Day 8
My favorite day.
We woke up extra early, loaded our luggage onto the van and headed, we thought, toward Belize City. We were supposed to catch a puddle-jumper later in the afternoon to Punta Gorda—the southern most tip of Belize—to meet with a missionary family and pass out school supplies at a school in Boom Creek. But that wasn’t until 2:30, and it was only 6 am.
The road got more rainforesty and narrow the further we drove, and we kept guessing things like the zoo or cave tubing or Xunantunich or even Tikal- a ruin on the other side of the Guatamalan border. We really thought we had everything figured out. But then we pulled into a gravel lot at the end of a dirt road, at the foot of a big hill, and saw this sign:
Zip lining through the jungle!
I was thrilled, but for a lot of people on our team, swinging through the rainforest on a thin thread of cable was a stretching moment. The activity was optional, but in the end, every member of our team stood on the first platform, cheered one another on, and jumped off in blind faith.
It was a day of encouragement, trust, and teambuilding.

We made it to the van after a delicious chicken-rice-and-beans meal at the arial trek restaurant.
Need I tell you how scary a low-flying puddle jumper is? Our team filled the entire plane (plus Randy, who had to catch the next plane) and Ashley E. got to ride shotgun with the pilot.
The view was amazing as we flew down the entire costal length of the country from Belize City to Punta Gorda. We were able to see the depths of the reef from the air, the shrimp farms on the coast, the flooding and storm damage from Dean and Felix, and mountains on the southern border.
After we landed, we were calling for a taxi when a missionary friend showed up out of the blue in his pick-up truck to buy some airline tickets for next week.
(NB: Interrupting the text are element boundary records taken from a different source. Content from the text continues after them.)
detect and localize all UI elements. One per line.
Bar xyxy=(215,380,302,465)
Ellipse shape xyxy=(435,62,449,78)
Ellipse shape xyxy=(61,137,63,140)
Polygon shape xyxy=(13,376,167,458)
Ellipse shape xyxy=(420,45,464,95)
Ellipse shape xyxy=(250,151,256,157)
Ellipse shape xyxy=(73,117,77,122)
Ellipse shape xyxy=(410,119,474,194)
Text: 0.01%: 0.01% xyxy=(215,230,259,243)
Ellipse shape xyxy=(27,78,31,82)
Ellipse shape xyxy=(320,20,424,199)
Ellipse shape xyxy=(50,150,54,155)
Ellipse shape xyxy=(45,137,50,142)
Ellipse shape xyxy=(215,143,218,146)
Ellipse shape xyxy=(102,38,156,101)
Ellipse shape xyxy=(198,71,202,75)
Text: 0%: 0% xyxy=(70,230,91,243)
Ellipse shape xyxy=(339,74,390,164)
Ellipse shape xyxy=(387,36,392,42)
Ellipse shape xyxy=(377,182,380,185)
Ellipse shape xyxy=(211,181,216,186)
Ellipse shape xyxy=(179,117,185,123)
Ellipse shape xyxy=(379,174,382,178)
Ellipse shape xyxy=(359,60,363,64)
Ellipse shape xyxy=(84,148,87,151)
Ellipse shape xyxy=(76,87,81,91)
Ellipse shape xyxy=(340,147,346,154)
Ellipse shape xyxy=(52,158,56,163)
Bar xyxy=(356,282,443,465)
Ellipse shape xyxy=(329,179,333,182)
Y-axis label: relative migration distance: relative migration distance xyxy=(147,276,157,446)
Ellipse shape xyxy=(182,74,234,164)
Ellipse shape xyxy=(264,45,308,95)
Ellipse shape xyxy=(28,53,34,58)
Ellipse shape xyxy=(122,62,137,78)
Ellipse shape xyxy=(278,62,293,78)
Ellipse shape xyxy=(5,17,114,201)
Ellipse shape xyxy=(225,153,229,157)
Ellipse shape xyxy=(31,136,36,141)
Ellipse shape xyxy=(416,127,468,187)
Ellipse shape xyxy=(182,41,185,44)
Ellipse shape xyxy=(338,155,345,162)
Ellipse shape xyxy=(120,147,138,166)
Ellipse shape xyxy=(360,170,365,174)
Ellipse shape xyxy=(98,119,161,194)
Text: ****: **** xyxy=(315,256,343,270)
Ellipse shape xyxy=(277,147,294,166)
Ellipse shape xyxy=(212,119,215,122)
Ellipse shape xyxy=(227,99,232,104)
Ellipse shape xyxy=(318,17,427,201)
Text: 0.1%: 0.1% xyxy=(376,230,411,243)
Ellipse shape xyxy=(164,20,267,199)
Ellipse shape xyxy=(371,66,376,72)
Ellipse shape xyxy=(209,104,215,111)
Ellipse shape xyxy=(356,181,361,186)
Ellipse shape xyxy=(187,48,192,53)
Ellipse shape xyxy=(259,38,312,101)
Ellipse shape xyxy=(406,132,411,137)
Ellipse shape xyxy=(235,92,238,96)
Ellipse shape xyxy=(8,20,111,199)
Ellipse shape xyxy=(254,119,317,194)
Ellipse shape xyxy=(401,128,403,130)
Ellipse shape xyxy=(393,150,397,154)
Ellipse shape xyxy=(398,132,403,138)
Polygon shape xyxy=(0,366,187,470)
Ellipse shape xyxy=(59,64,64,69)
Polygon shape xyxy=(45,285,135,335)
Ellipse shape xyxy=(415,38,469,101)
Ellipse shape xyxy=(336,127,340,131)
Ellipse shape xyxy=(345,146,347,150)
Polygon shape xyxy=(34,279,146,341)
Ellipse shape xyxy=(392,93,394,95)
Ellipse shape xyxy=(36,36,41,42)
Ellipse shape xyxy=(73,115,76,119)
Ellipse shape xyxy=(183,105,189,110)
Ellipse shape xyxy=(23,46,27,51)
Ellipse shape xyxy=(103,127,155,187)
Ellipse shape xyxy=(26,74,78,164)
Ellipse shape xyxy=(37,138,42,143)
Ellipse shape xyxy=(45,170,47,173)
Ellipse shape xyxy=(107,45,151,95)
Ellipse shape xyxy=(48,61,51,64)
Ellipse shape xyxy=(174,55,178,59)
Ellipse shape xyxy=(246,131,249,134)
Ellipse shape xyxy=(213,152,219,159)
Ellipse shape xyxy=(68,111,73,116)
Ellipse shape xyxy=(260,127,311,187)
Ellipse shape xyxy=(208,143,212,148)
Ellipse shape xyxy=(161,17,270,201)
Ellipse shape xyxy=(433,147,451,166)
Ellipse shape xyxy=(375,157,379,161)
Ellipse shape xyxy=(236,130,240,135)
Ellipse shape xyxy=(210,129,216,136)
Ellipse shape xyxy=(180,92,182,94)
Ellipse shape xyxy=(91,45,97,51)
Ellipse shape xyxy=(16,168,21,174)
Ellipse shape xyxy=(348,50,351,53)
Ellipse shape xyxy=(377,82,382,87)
He didn’t even know we were there, but was able to taxi us and all of our luggage to the Novitiate where we were staying. He also then took us from the Novitiate to Hillside Clinic to visit with the volunteers and tour the clinic. Hillside is a ministry Denise’s sister Jackie began, and now there is a list of med student interns through summer of 2008. The volunteer doctors travel out to all the villages on a weekly, bi-weekly or monthly basis to provide healthcare—even to villages only accessible by boat.
It was at Hillside where we saw a Tarantula.
When we walked into the cafeteria, we were thrilled to find that the nuns had cooked us an entire spaghetti dinner, complete with meatballs, salad and garlic bread. We also had lime-aid and some kind of tropical fruit drink.
After dinner was church with some of the missionary families in an open-air church that was 200 years old, which is sort of amazing if you think about it. We were too tired to think about it.
After church should have been bed, but there was a cockroach in my bed and it kept hiding in the little cubby. We finally lured it out and killed it, but I had no choice but to put my pillow at the foot of the bed and turn the reading lamp on, shine it into the cubbies and leave it there all night so the roach’s family wouldn’t come out. I curled up at the foot of the bed and slept about half the night. I kept thinking another one was on me.